In their study, Joyce and her colleagues surveyed the numbers and preferential locations of 14 subtypes of immune cells in 100 brain tumor samples obtained from patients. They also profiled the full spectrum of proteins in the samples and the global gene expression patterns of individual immune cells. They then integrated these richly detailed, large-scale analyses to comprehensively map the immune landscape of each tumor type and capture differences in the functional states of their resident immune cells.
This comparative analysis revealed that five types of immune cells predominantly sculpt the brain TME. These include monocyte-derived macrophages that enter the brain from elsewhere in the body; microglia, the brain’s resident version of those cells; related myeloid cells called neutrophils; CD4+ T cells, which orchestrate and regulate immune responses; and the CD8+ (killer) T cells that destroy cancer cells and can be activated by checkpoint blockade immunotherapies.
The specific composition of the immune landscapes and the functional states of their constituent cells are shaped by the interplay of the brain’s unique biology and the innate characteristics of each type of tumor.
“We have to think very differently about these brain malignancies,” in targeting the TME, says Joyce. “We can’t just bin them all together and hope that therapy X is going to work for all these disease entities.”
The study shows, for example, that brain metastases of melanoma—one of the few brain tumors that have responded to checkpoint blockade—have an abundance of T cells. Gliomas, which are rich in macrophages and microglia, hardly have any.
“You can imagine,” says Joyce, “that for gliomas, you would want to develop therapies that increase the infiltration of T cells into the microenvironment.”
For melanoma brain metastases, on the other hand, the primary aim would be to activate the existing T cells in the TME to attack cancer cells.
Differences abound even within gliomas. The researchers show that microglia predominate in low-grade gliomas that are characterized by a mutation in an enzyme known as IDH. High-grade gliomas or glioblastomas (GBMs) associated with a normal IDH gene have a greater abundance of macrophages that migrate into the brain from the blood circulation.

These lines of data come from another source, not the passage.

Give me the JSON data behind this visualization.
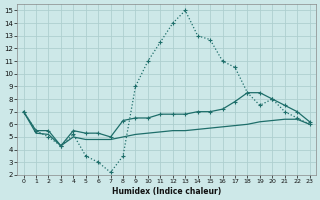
{
  "xlabel": "Humidex (Indice chaleur)",
  "background_color": "#cde8e8",
  "grid_color": "#aecfcf",
  "line_color": "#1e6e6a",
  "xlim": [
    -0.5,
    23.5
  ],
  "ylim": [
    2,
    15.5
  ],
  "xticks": [
    0,
    1,
    2,
    3,
    4,
    5,
    6,
    7,
    8,
    9,
    10,
    11,
    12,
    13,
    14,
    15,
    16,
    17,
    18,
    19,
    20,
    21,
    22,
    23
  ],
  "yticks": [
    2,
    3,
    4,
    5,
    6,
    7,
    8,
    9,
    10,
    11,
    12,
    13,
    14,
    15
  ],
  "line1_x": [
    0,
    1,
    2,
    3,
    4,
    5,
    6,
    7,
    8,
    9,
    10,
    11,
    12,
    13,
    14,
    15,
    16,
    17,
    18,
    19,
    20,
    21,
    22,
    23
  ],
  "line1_y": [
    7.0,
    5.5,
    5.0,
    4.3,
    5.2,
    3.5,
    3.0,
    2.2,
    3.5,
    9.0,
    11.0,
    12.5,
    14.0,
    15.0,
    13.0,
    12.7,
    11.0,
    10.5,
    8.5,
    7.5,
    8.0,
    7.0,
    6.5,
    6.0
  ],
  "line2_x": [
    0,
    1,
    2,
    3,
    4,
    5,
    6,
    7,
    8,
    9,
    10,
    11,
    12,
    13,
    14,
    15,
    16,
    17,
    18,
    19,
    20,
    21,
    22,
    23
  ],
  "line2_y": [
    7.0,
    5.5,
    5.5,
    4.3,
    5.5,
    5.3,
    5.3,
    5.0,
    6.3,
    6.5,
    6.5,
    6.8,
    6.8,
    6.8,
    7.0,
    7.0,
    7.2,
    7.8,
    8.5,
    8.5,
    8.0,
    7.5,
    7.0,
    6.2
  ],
  "line3_x": [
    0,
    1,
    2,
    3,
    4,
    5,
    6,
    7,
    8,
    9,
    10,
    11,
    12,
    13,
    14,
    15,
    16,
    17,
    18,
    19,
    20,
    21,
    22,
    23
  ],
  "line3_y": [
    7.0,
    5.3,
    5.2,
    4.3,
    5.0,
    4.8,
    4.8,
    4.8,
    5.0,
    5.2,
    5.3,
    5.4,
    5.5,
    5.5,
    5.6,
    5.7,
    5.8,
    5.9,
    6.0,
    6.2,
    6.3,
    6.4,
    6.4,
    6.0
  ]
}
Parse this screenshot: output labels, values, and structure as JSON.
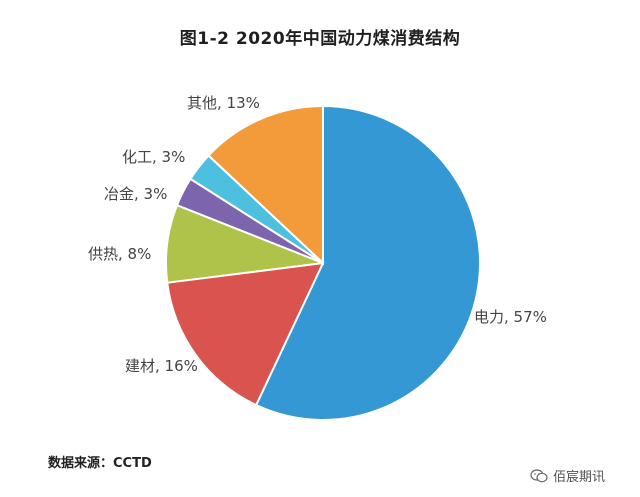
{
  "chart_data": {
    "type": "pie",
    "title": "图1-2  2020年中国动力煤消费结构",
    "categories": [
      "电力",
      "建材",
      "供热",
      "冶金",
      "化工",
      "其他"
    ],
    "values": [
      57,
      16,
      8,
      3,
      3,
      13
    ],
    "labels": [
      "电力, 57%",
      "建材, 16%",
      "供热, 8%",
      "冶金, 3%",
      "化工, 3%",
      "其他, 13%"
    ],
    "colors": [
      "#3398d3",
      "#d9534f",
      "#afc24a",
      "#7d65ad",
      "#4cc0de",
      "#f39a3b"
    ],
    "start": "12 o'clock",
    "direction": "clockwise"
  },
  "source": "数据来源：CCTD",
  "watermark": {
    "text": "佰宸期讯",
    "icon": "wechat-icon"
  }
}
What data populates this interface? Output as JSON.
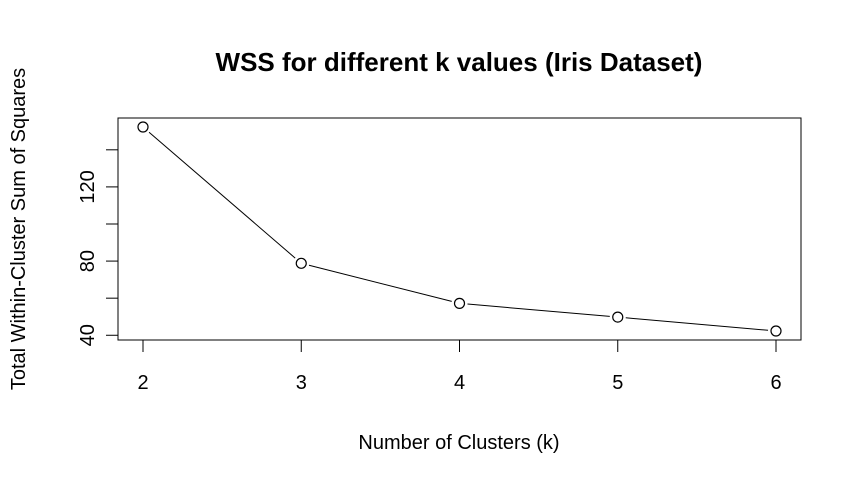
{
  "chart_data": {
    "type": "line",
    "title": "WSS for different k values (Iris Dataset)",
    "xlabel": "Number of Clusters (k)",
    "ylabel": "Total Within-Cluster Sum of Squares",
    "x": [
      2,
      3,
      4,
      5,
      6
    ],
    "y": [
      152.3,
      78.8,
      57.2,
      49.8,
      42.3
    ],
    "xlim": [
      2,
      6
    ],
    "ylim": [
      42.3,
      152.3
    ],
    "xticks": [
      2,
      3,
      4,
      5,
      6
    ],
    "yticks": [
      40,
      60,
      80,
      100,
      120,
      140
    ],
    "ytick_labels": [
      "40",
      "",
      "80",
      "",
      "120",
      ""
    ],
    "marker": "open-circle",
    "line_color": "#000000",
    "grid": false
  }
}
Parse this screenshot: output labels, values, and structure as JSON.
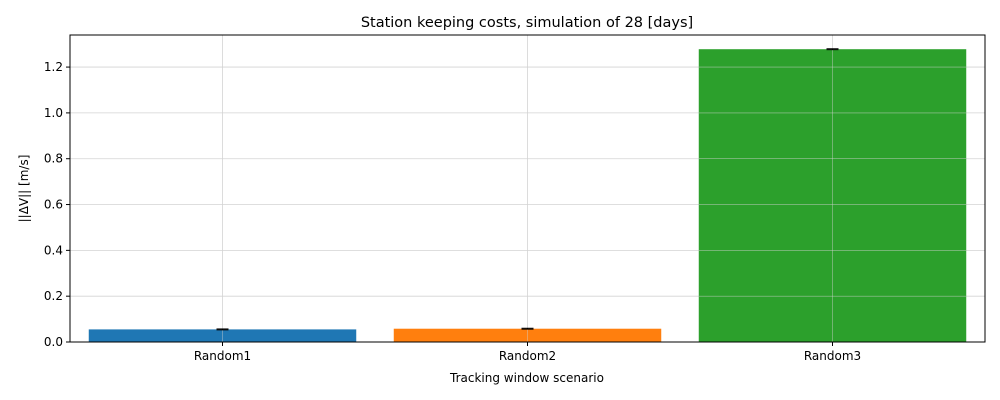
{
  "chart_data": {
    "type": "bar",
    "title": "Station keeping costs, simulation of 28 [days]",
    "xlabel": "Tracking window scenario",
    "ylabel": "||ΔV|| [m/s]",
    "categories": [
      "Random1",
      "Random2",
      "Random3"
    ],
    "values": [
      0.055,
      0.058,
      1.278
    ],
    "error": [
      0.002,
      0.002,
      0.002
    ],
    "colors": [
      "#1f77b4",
      "#ff7f0e",
      "#2ca02c"
    ],
    "ylim": [
      0,
      1.34
    ],
    "yticks": [
      0.0,
      0.2,
      0.4,
      0.6,
      0.8,
      1.0,
      1.2
    ],
    "ytick_labels": [
      "0.0",
      "0.2",
      "0.4",
      "0.6",
      "0.8",
      "1.0",
      "1.2"
    ],
    "grid": true,
    "legend": "none"
  }
}
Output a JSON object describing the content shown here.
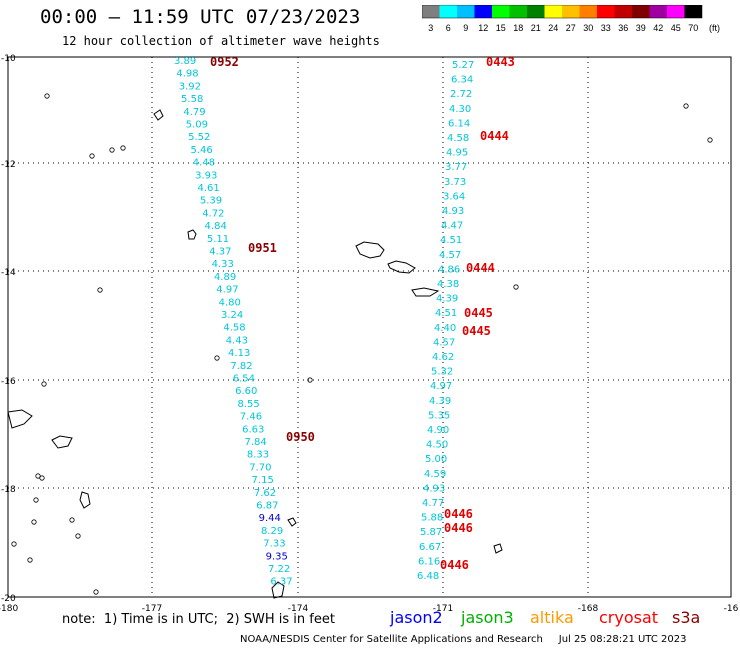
{
  "header": {
    "title": "00:00 – 11:59 UTC 07/23/2023",
    "subtitle": "12 hour collection of altimeter wave heights"
  },
  "scale": {
    "labels": [
      "3",
      "6",
      "9",
      "12",
      "15",
      "18",
      "21",
      "24",
      "27",
      "30",
      "33",
      "36",
      "39",
      "42",
      "45",
      "70"
    ],
    "unit": "(ft)",
    "colors": [
      "#7f7f7f",
      "#00ffff",
      "#00c0ff",
      "#0000ff",
      "#00ff00",
      "#00c000",
      "#008000",
      "#ffff00",
      "#ffc000",
      "#ff8000",
      "#ff0000",
      "#c00000",
      "#800000",
      "#a000a0",
      "#ff00ff",
      "#000000"
    ]
  },
  "map": {
    "lat_labels": [
      "-10",
      "-12",
      "-14",
      "-16",
      "-18",
      "-20"
    ],
    "lon_labels": [
      "-180",
      "-177",
      "-174",
      "-171",
      "-168",
      "-16"
    ],
    "time_labels": [
      {
        "text": "0952",
        "color": "#8b0000"
      },
      {
        "text": "0951",
        "color": "#8b0000"
      },
      {
        "text": "0950",
        "color": "#8b0000"
      },
      {
        "text": "0443",
        "color": "#e00000"
      },
      {
        "text": "0444",
        "color": "#e00000"
      },
      {
        "text": "0444",
        "color": "#e00000"
      },
      {
        "text": "0445",
        "color": "#e00000"
      },
      {
        "text": "0445",
        "color": "#e00000"
      },
      {
        "text": "0446",
        "color": "#e00000"
      },
      {
        "text": "0446",
        "color": "#e00000"
      },
      {
        "text": "0446",
        "color": "#e00000"
      }
    ],
    "track_west": [
      "3.89",
      "4.98",
      "3.92",
      "5.58",
      "4.79",
      "5.09",
      "5.52",
      "5.46",
      "4.48",
      "3.93",
      "4.61",
      "5.39",
      "4.72",
      "4.84",
      "5.11",
      "4.37",
      "4.33",
      "4.89",
      "4.97",
      "4.80",
      "3.24",
      "4.58",
      "4.43",
      "4.13",
      "7.82",
      "6.54",
      "6.60",
      "8.55",
      "7.46",
      "6.63",
      "7.84",
      "8.33",
      "7.70",
      "7.15",
      "7.62",
      "6.87",
      "9.44",
      "8.29",
      "7.33",
      "9.35",
      "7.22",
      "6.37"
    ],
    "track_east": [
      "5.27",
      "6.34",
      "2.72",
      "4.30",
      "6.14",
      "4.58",
      "4.95",
      "3.77",
      "3.73",
      "3.64",
      "4.93",
      "4.47",
      "4.51",
      "4.57",
      "4.86",
      "4.38",
      "4.39",
      "4.51",
      "4.40",
      "4.57",
      "4.62",
      "5.32",
      "4.97",
      "4.39",
      "5.35",
      "4.90",
      "4.50",
      "5.00",
      "4.59",
      "4.93",
      "4.77",
      "5.88",
      "5.87",
      "6.67",
      "6.16",
      "6.48"
    ]
  },
  "footer": {
    "note": "note:  1) Time is in UTC;  2) SWH is in feet",
    "satellites": [
      {
        "name": "jason2",
        "color": "#0000ff"
      },
      {
        "name": "jason3",
        "color": "#00b000"
      },
      {
        "name": "altika",
        "color": "#ff9900"
      },
      {
        "name": "cryosat",
        "color": "#ff0000"
      },
      {
        "name": "s3a",
        "color": "#8b0000"
      }
    ],
    "credit": "NOAA/NESDIS Center for Satellite Applications and Research     Jul 25 08:28:21 UTC 2023"
  }
}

“Therapies to block macrophage infiltration into the brain might be more beneficial for the treatment of high-grade gliomas than the depletion of microglia,” says Joyce. In addition, therapies that “reeducate” macrophages to attack rather than nurture cancer cells could prove effective against gliomas in general—a possibility the Joyce lab is exploring.
The findings also open new areas for research. Brain metastases of breast cancer, for instance, were found to be teeming with neutrophils. The Joyce lab’s previous studies found that these cells play an important role in establishing a niche in the lungs for breast cancer metastases. Joyce and her team are now exploring how neutrophils might influence their growth in the brain as well.
“I think, and I hope, that these data will be a very important resource not only for my lab, but for the whole brain tumor community to help advance the development of immune-targeted therapies,” says Joyce.